Access Now is urging members of the Jamaican Parliament to prioritize human rights while debating on the National Identification and Registration bill. After the report from the Joint Select Committee on the National Identification System (NIDS) in Jamaica that seemingly dismissed many recommendations from the Jamaicans for Justice and Slashroots Foundation-led, NIDS Focus Coalition, and other civil society organizations, it is now up to Parliament to ensure civil society voices are included in the new bill (Act of 2021).
“The foundation of any digital ID system must be safeguarding human rights, and it’s therefore critical we have discussions around Jamaica’s National Identification and Registration bill before it’s too late,” said Verónica Arroyo, Policy Associate at Access Now. “Access Now is disappointed by the Joint Select Committee’s proposed amendments, and calls on Parliament to incorporate civil society’s recommendations to protect people across Jamaica.”
In its report to Parliament, the Committee failed to highlight serious flaws in the bill (Act of 2020), including:
- Dismissing the data minimization principle, which is key to avoiding the collection of excessive and irrelevant data to provide legal identity.
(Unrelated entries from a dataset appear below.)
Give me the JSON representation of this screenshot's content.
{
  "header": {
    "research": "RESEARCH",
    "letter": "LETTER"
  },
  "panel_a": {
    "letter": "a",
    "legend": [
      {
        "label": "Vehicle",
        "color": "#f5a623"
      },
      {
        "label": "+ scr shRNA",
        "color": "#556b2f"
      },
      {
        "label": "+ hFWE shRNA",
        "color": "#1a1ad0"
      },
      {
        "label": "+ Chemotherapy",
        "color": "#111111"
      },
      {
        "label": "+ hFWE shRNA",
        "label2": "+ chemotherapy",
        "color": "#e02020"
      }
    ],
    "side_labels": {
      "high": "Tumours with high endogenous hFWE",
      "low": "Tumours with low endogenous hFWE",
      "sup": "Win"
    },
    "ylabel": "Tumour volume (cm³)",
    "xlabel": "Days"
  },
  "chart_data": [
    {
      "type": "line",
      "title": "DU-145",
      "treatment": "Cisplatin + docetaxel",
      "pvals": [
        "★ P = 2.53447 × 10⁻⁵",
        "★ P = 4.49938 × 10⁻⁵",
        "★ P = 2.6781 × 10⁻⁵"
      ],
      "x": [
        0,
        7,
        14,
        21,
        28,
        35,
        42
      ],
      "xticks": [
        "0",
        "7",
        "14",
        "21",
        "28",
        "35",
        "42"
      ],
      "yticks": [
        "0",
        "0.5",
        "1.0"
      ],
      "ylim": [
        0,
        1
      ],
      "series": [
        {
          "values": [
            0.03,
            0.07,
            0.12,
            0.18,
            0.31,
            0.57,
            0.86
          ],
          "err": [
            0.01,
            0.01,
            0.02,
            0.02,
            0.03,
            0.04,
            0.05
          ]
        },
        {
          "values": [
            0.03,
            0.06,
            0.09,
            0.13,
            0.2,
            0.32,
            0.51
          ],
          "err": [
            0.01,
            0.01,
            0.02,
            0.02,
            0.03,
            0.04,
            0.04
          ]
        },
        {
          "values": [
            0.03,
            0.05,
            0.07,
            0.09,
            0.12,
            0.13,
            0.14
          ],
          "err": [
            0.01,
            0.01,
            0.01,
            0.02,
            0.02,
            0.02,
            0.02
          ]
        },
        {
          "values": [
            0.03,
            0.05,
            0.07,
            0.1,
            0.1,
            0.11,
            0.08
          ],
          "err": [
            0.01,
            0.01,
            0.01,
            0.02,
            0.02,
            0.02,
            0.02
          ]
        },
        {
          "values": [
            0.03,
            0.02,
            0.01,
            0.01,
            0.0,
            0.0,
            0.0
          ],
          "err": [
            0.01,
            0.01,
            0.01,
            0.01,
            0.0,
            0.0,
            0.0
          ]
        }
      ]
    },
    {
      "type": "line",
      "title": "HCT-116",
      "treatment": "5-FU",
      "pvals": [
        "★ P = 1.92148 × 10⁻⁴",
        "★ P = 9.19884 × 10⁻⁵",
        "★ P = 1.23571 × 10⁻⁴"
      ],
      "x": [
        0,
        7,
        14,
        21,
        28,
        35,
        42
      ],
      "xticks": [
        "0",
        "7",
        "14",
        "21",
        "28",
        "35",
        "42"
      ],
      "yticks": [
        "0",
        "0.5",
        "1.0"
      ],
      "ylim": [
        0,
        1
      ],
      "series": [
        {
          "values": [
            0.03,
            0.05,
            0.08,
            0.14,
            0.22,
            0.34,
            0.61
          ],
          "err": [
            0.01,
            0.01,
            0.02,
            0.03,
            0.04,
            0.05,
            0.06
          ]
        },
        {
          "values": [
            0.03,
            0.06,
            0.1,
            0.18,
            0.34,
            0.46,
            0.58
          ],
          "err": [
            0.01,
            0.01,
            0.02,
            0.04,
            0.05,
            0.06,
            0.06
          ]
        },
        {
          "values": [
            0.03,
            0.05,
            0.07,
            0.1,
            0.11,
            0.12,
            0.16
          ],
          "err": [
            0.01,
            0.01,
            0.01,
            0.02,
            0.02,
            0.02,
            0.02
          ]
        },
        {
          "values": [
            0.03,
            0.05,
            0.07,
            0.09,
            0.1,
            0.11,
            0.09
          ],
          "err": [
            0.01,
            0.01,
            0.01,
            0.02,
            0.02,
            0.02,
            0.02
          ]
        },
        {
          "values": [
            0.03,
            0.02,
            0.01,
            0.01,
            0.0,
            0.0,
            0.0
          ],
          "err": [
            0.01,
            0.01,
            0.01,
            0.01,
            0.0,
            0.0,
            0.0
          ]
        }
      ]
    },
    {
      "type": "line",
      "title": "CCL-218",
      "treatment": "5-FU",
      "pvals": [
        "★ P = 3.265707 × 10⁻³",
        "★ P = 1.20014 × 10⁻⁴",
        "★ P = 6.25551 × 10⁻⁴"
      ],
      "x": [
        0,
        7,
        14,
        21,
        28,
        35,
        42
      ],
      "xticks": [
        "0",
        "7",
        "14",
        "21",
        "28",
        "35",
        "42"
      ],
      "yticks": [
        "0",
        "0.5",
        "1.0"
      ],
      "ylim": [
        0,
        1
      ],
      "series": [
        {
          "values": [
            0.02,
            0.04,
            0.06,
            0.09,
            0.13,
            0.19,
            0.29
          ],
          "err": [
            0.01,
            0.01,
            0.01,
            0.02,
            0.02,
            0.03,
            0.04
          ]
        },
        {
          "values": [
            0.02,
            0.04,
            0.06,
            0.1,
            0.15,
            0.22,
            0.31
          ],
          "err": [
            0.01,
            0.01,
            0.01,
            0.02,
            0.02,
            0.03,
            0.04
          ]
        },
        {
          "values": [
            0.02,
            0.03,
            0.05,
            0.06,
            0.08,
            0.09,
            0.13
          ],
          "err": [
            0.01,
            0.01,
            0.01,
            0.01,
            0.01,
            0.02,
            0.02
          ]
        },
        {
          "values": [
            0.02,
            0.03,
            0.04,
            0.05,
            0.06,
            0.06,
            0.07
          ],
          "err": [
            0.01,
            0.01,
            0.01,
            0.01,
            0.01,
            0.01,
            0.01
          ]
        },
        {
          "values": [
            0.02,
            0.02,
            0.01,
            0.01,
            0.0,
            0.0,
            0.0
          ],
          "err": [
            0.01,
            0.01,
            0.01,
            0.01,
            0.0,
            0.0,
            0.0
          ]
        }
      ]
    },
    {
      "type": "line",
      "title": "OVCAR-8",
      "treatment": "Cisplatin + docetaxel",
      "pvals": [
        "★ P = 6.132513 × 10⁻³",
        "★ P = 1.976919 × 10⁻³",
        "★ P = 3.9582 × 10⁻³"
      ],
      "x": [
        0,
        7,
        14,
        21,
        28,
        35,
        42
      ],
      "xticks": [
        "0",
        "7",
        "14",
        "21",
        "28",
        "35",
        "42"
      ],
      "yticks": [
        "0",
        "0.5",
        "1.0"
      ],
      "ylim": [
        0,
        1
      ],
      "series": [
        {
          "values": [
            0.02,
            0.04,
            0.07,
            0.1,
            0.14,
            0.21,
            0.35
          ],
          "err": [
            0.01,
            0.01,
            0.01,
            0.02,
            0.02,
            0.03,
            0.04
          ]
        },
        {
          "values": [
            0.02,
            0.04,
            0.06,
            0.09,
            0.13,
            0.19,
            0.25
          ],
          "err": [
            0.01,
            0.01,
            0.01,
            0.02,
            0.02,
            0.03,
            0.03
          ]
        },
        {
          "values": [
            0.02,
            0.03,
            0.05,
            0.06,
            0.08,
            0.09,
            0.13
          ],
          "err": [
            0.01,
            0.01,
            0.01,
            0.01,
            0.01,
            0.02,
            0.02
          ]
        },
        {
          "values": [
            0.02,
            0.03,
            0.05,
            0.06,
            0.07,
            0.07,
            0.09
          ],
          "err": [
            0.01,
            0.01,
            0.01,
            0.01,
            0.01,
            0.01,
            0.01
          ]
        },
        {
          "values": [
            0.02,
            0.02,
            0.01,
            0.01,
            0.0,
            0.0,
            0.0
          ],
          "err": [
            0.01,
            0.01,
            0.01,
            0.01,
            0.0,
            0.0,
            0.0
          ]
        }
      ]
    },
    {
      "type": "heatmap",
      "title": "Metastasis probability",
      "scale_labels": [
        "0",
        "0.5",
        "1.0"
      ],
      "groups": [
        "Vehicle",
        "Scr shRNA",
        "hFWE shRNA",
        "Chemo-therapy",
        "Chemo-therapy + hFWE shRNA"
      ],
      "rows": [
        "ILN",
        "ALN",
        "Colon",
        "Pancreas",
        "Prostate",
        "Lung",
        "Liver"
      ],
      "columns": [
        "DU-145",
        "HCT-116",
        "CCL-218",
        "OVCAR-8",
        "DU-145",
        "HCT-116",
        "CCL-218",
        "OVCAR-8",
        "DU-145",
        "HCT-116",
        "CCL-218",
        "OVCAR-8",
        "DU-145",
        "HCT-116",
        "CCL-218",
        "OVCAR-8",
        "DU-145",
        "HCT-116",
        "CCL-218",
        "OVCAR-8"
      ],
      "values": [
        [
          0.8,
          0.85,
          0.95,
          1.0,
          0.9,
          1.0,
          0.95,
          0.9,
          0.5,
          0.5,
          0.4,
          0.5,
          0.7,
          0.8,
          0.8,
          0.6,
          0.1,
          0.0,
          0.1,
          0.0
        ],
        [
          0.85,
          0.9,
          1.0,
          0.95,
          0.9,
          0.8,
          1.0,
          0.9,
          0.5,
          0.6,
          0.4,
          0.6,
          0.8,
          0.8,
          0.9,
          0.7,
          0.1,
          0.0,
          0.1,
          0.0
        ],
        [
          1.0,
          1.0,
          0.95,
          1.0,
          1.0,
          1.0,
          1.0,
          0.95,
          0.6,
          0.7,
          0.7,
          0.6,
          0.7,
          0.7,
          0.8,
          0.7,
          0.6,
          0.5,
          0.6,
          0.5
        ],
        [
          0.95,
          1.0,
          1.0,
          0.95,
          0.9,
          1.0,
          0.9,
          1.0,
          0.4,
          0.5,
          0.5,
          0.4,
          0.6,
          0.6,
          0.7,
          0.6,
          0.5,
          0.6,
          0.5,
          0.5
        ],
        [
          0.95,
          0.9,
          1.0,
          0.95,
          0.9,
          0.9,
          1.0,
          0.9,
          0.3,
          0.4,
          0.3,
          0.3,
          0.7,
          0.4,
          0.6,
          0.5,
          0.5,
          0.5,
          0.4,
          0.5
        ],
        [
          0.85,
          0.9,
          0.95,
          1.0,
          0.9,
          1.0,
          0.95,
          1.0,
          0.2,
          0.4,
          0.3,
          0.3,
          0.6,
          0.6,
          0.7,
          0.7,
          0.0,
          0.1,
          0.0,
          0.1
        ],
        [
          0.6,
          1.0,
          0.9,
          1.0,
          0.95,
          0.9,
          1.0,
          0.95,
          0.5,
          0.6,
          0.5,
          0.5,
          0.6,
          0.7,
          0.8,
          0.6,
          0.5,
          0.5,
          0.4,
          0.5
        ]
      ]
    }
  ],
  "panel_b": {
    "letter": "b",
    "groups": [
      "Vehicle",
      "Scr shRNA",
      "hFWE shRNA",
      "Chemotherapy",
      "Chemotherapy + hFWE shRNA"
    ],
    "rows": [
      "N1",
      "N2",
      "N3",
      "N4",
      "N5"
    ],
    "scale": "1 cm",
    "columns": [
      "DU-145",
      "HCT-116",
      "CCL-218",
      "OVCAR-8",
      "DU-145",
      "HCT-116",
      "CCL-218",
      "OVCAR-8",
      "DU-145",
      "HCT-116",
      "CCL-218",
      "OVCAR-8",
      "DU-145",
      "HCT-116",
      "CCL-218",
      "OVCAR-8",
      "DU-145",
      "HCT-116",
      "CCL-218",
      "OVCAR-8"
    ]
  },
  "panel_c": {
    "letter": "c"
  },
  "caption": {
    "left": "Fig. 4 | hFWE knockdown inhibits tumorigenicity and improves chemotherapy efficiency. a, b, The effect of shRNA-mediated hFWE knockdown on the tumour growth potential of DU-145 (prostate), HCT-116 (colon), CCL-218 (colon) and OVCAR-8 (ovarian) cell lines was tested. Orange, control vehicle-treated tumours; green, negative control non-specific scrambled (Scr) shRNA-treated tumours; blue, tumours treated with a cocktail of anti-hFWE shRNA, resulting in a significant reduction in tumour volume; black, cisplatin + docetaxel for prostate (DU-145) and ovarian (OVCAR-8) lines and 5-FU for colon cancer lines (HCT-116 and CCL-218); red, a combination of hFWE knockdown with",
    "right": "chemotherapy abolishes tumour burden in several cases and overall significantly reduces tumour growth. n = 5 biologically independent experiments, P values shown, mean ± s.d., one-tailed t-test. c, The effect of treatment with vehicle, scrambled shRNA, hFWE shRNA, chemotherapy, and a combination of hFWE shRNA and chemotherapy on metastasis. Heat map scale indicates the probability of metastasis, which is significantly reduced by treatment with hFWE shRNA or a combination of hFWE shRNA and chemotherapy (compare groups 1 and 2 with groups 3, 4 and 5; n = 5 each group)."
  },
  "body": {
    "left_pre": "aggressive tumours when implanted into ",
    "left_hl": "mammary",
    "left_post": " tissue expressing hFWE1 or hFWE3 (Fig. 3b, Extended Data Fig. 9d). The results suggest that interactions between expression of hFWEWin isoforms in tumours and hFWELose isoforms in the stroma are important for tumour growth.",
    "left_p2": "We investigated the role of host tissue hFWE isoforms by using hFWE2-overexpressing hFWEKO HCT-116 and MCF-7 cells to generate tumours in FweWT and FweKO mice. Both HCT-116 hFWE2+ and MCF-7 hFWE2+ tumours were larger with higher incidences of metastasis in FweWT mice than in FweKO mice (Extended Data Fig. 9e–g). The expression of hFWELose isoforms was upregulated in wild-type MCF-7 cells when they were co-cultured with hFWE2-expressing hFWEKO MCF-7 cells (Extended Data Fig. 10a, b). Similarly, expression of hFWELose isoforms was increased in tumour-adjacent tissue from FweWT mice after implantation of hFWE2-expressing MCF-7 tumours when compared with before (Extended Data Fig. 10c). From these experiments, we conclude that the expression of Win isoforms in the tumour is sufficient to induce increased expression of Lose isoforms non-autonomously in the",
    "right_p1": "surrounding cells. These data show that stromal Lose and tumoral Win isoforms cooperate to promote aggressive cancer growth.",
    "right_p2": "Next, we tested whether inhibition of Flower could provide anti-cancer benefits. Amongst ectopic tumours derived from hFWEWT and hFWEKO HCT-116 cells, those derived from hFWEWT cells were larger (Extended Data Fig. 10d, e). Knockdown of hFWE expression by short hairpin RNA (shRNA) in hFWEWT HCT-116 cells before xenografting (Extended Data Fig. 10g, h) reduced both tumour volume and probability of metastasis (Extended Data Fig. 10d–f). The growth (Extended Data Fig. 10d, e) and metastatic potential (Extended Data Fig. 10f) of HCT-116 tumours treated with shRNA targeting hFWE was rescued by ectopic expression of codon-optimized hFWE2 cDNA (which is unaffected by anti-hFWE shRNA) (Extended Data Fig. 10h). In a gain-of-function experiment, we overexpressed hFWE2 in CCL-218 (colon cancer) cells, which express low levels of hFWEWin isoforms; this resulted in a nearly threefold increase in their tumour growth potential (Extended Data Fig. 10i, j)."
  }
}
The NIDS Focus Coalition recommended limits to the quantity of information collected, and make non-essential information optional, yet the Joint Select Committee believes that it is good to collect extraneous personal and biometric data in a centralized system.
- Opening the door for the disclosure of information to third parties in the future, without individual consent, or judicial decision, and with no limitations. While civil society underscored the urgency of narrowing the open-ended power to use, process, and store information by third parties to whom the information has been disclosed, the Committee rejected the recommendation with no explanation.
- Dismissing stronger safeguards for authentication logs, potentially providing space for profiling and surveilling citizens. The Committee failed to define “Accredited Third Parties,” who could eventually access the logs. The Committee’s report doesn’t even acknowledge (in favor or against) other recommendations on the topic, such as limiting the disclosure on duration and purpose, including technical information about the system design, and guaranteeing people’s right to have control over their authentication logs.
Access Now acknowledges the Committee’s efforts to improve the bill in some areas such as transparency towards individuals on the disclosed personal data, and highlighting the need for an operational Data Protection Act before the NIDS commences to protect people’s data — although this was not strongly defended. Yet, much more should have been incorporated to establish a human rights respecting digital ID system that will affect not only Jamaica’s current population, but generations to come.
Parliament will now debate the approval of the bill (Act of 2021). Access Now calls on members of the Parliament to look beyond the Committee’s report, and incorporate the various civil society voices who contributed rights-centric recommendations. The 2019 NIDS bill ignored the people of Jamaica, but there’s still time to listen, debate, and include them in the 2021 iteration.